As of Friday, four PACs oppose Question 3 — CasinosNO!, Friends of Oxford Casino, No More Casinos Maine, and Penobscot County for Table Games & Jobs — and one, Green Jobs for ME, is registered in favor, according to the Secretary of State’s Office.
Green Jobs for ME is affiliated with Great Falls.
Mendros said he has been happy with internal polling numbers. Low turnout statewide could work in the casino’s favor.
“We’re hoping for a big turnout of Lewiston-Auburn to really skew the numbers,” he said.
Mendros said he doesn’t buy the argument that five casinos would be too many, a move Bailey says would leave Maine with more slot machines, per capita, than any state east of the Mississippi.
“Why should anyone in Maine care if we overbuild?” Mendros said. If it opens and doesn’t draw customers, “Our billionaire developer loses some money after creating 800 jobs to build it. The building goes back to the city totally rehabbed. How is that a downside to anyone but me?”
If Question 3 passes, Great Falls would immediately apply for a temporary facility somewhere in Lewiston that could open as soon as February.
Ground would be broken to rehab the mill in the spring. A new casino would open in the summer of 2013.
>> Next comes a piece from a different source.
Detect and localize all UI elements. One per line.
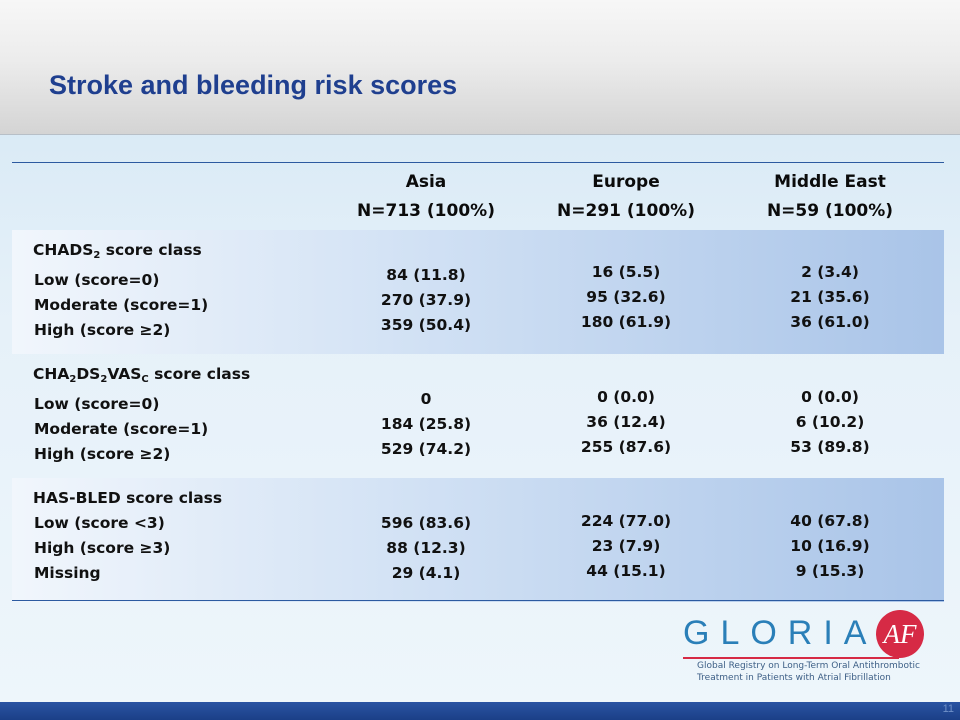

Robinson said the outcome of Question 2 — a new gambling complex in Biddeford — would affect the size of development here. Biddeford would probably get the most traffic, he said, then Lewiston, then Oxford.
O’Neil, with anti-casino group MARD, is concerned about a sympathy vote.
“For years, anybody who’s traveled around Maine goes to Lewiston and they get a sense of tragedy,” he said. “I remember my grandfather talked about what a great community that was and a teeming downtown with department stores. That’s a soft spot in a lot of people’s hearts.”